一家全員を絵画という形で切り取ってもらったのは、これが最初で最後だった。
アナを膝に乗せ微笑むお母様と、笑みに失敗したような不器用な表情を浮かべているお父様と、それから幼い日の私。まだ手袋に力も感情もなにもかもを閉じこめていなかったこの頃の私は、無邪気に頬を綻ばせていて。
そ、と。しあわせに煌めいていた頃の私たちに触れる。たとえば一人寝の夜に耐え切れなくなったとき、たとえば家族の顔を忘れてしまいそうになったとき、たとえば笑い方を思い出したいとき。なにかあればすぐ、この絵の前に来ては言葉をかけていた。
いまもそう、変わらずここにいてくれる彼と彼女たちに、もうすっかり浮かべ慣れた笑みを向けて。
「ねえ、お母様、お父様、アナ、そしてエルサ。聞いてほしいことがあるの」
今朝起きると同時に、雪が降ってきた。魔法で生み出したのではない、自然のそれはここ、アレンデールで、この冬はじめて降った雪。
生まれたときからずっと、雪は私とともにあった。感情に敏感に反応してくれるし、なにかあればすぐ顔を覗かせてくる。それに付随する冷たさに、みんなは身体を震わし両手を擦ったけれど、冷気を感じない私にとっては関係のないものだった。
だというのに今朝は両手を重ね合わせ、あたためた息を吹きかけ、少し寒いわ、なんて。呟いたのは、無意識。
「寒い、なんて、いままで感じたこともなかったのに」
「──エルサ!」
小さな自分を撫でているところへ、元気に名を呼ぶ声が飛び込んでくる。
振り返らなくたってわかる、だってこの声の主は、私に寒さを教えてくれた人だから。ぬくもりを与えてくれたおかげで、寒いと感じることができるようになったから。
「こんなところにいた! ね、初雪だよ、雪だるまつくりに行こう!」
ぎゅ、と。あたたかさが手を包み込む。勢い込んで引っ張ってくる妹に合わせ身体が傾ぐ。もうアナったら、なんて、言葉に反して浮かぶのは笑顔ばかり。絵画の中の家族に、またねと、しばしの別れを告げて。
はじめて感じた寒さは、好き。だって寒ければこうして、妹の体温に安堵することができるから。寒いわねと、同じ感情を共有することができるから。
「そうね、雪だるま、つくりましょうか」
首筋にもう片方の手を走らせ、軽く振る。呼応するように表出した雪の結晶がすぐ、やわらかな毛皮に変化し首元を彩る。

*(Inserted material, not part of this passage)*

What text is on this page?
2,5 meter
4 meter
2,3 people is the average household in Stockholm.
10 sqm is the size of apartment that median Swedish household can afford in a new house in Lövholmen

アナが駆け出す、鼻の頭を真っ赤に染めて。私も同じ風に染めているのだろうかと。
「─…今日は少し、寒いわね、アナ」
「でもエルサはとてもあたたかいわ!」
(いまの私たちは、しあわせだったあの絵と同じ表情を浮かべているのでしょうね)
Olaf's Frozen Adventure 楽しみすぎる。